“Student” is the word that is not only common in English, but also in, Norwegian Nynorsk, Tatar, Swedish, Czech, Danish, Dutch, Latin, Norwegian Bokmål, Polish, Romanian, Serbo-Croatian, Afrikaans and Lower Sorbian. This word has rich history all around the world. Its English definitions, etymology and the perceptions associated with it is what we will discuss. By the end, we will become students of the word “student.”
The Oxford Dictionary defines. “student” as a noun, which means, “A person who is studying at a college or other place of higher institution,” with some variations such as “A pupil of a school” and “A person who takes an interest in a particular subject” (Oxford Dictionaries). As modifier, the word “Denotes someone who is studying to enter a particular profession” (Oxford Dictionaries). The term is broad, and becoming a student is an easy thing to do. All we must do is say that we are studying a certain subject.
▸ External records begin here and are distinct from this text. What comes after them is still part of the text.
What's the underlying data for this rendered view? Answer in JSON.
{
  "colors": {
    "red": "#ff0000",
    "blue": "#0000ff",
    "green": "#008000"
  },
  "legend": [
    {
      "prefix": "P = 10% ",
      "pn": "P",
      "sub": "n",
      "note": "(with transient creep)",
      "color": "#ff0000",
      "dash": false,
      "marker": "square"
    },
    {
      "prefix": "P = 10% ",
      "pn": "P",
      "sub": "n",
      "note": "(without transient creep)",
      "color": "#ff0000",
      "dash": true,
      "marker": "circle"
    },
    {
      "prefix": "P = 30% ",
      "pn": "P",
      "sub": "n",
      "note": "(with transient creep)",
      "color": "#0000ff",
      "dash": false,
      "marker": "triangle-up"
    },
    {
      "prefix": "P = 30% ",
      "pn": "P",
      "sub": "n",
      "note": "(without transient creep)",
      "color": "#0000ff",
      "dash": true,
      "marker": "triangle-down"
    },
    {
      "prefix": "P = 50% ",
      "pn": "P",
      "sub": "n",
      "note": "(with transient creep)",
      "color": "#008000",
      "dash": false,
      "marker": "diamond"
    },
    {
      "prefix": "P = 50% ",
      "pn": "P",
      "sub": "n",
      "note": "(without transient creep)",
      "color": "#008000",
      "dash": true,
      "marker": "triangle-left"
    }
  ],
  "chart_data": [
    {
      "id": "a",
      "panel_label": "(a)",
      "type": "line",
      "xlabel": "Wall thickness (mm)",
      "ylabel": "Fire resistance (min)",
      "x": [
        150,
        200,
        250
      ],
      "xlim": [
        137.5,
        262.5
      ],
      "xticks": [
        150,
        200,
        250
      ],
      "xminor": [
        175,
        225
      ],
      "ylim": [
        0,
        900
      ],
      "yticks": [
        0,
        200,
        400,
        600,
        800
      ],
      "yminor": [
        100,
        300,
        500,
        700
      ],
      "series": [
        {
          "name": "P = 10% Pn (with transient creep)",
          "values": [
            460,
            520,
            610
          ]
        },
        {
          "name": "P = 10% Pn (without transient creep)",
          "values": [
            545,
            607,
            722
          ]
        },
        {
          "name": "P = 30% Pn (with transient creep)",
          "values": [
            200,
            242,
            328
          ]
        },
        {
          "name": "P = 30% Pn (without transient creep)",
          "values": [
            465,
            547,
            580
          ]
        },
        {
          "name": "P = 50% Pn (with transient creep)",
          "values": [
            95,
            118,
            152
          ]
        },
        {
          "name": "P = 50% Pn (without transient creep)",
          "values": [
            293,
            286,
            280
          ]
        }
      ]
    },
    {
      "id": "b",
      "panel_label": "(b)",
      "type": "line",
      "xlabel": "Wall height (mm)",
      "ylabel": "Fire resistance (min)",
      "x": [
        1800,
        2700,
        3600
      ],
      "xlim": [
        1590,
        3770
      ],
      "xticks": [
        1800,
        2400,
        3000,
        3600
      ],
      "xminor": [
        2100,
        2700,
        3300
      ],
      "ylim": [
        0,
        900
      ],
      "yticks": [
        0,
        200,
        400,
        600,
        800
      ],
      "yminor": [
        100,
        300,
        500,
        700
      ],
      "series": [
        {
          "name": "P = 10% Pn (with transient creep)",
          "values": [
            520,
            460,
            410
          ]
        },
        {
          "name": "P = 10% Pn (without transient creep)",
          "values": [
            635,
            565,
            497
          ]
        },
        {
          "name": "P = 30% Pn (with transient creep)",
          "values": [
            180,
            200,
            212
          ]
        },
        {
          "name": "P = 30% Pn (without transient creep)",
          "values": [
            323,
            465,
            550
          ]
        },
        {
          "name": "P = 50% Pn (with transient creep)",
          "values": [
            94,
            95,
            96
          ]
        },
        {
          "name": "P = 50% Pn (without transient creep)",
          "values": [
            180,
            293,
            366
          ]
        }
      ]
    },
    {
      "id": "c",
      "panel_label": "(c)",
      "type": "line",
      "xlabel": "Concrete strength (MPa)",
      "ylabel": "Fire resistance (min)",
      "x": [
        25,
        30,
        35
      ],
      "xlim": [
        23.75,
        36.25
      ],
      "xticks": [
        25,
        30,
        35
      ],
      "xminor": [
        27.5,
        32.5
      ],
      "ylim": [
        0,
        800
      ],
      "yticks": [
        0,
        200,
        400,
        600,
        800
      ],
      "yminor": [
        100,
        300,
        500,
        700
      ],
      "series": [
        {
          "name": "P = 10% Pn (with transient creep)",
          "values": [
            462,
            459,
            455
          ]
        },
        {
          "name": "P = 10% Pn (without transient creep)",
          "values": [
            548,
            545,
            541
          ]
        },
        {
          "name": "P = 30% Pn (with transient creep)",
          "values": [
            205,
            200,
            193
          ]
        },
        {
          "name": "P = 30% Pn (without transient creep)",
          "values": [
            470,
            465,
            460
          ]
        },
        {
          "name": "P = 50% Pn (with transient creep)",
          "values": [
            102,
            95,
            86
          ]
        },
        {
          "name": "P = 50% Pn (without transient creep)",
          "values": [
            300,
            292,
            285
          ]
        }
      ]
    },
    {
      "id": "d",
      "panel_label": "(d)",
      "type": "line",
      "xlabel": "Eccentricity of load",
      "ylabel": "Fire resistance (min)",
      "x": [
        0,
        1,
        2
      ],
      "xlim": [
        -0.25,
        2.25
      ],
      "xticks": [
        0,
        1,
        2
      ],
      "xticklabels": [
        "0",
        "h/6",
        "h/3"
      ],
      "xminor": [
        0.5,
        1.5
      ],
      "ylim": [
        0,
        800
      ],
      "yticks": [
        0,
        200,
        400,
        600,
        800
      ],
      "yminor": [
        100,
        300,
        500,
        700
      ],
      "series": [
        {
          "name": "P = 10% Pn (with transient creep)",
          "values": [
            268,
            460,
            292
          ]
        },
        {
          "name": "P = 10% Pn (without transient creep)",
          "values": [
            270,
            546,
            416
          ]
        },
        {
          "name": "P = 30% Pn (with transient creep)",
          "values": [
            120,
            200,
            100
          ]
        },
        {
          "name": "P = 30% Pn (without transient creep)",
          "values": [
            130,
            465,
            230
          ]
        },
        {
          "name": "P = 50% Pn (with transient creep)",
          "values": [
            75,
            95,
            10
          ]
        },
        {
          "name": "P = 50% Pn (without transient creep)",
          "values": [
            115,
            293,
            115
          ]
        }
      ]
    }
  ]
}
Let us explore how the word came about by beginning with the Latin word studens, a present participle of the word studere which means to study. The Old French form is estudiant, which accurately means “student” in the way we know it now. Basically, it began as a present participle, and became a noun on its own (Wiktionary).
The term “student” has been difficult to define even though it is a word used frequently. This is because no one can master a subject and therefore, we continuously are students. The boundaries of any subject cannot be reached, as knowledge is not only growing, but also infinite. We can never claim to be outside of “studenthood,” despite the honors, degrees, and status within a discipline which makes even the most highly recognized person within a field a student. There are on equal terms for people learning in an educational institution. However, we can say they have achieved a certain level of knowledge though mastery cannot be precisely appealed. Ralph Waldo Emerson said, “Do you know the secret of a true scholar? In every man there is something wherein I may learn of him; and in that I am his pupil.”
Being a student implies a certain modesty because if you have a large ego, it would be difficult for you to be deemed a student. To learn and to study, you must be able to accept, absorb, and process new information. Those who behave as if they know everything are often not seen as students, even if they are enrolled in a higher institution. Teachers can be considered students too. As they often state they learn from their students in the topics they are good at. Teachers are also known to constantly study and be reform within their discipline. This would in a sense mean they are student.
One becomes a student through curiosity. An American author Og Mandino said, “Take the attitude of a student, never be too big to ask questions, never know too much to learn something new.” Many issues of this world arise because of people who are narrow minded, and being a student is seen as being beneficial for one’s character and the society. Who is a student if not someone who is curious about life and what to make of it?
The word “student” is generally defined as a person who studies in any shape or form and it can be employed as a noun or a modifier, but it began in Latin as a present participle, where it moved onto Old French as a noun. “Student” however, can also be used as an ethical term signifying humility, curiosity, and the acceptance of the limitlessness of knowledge.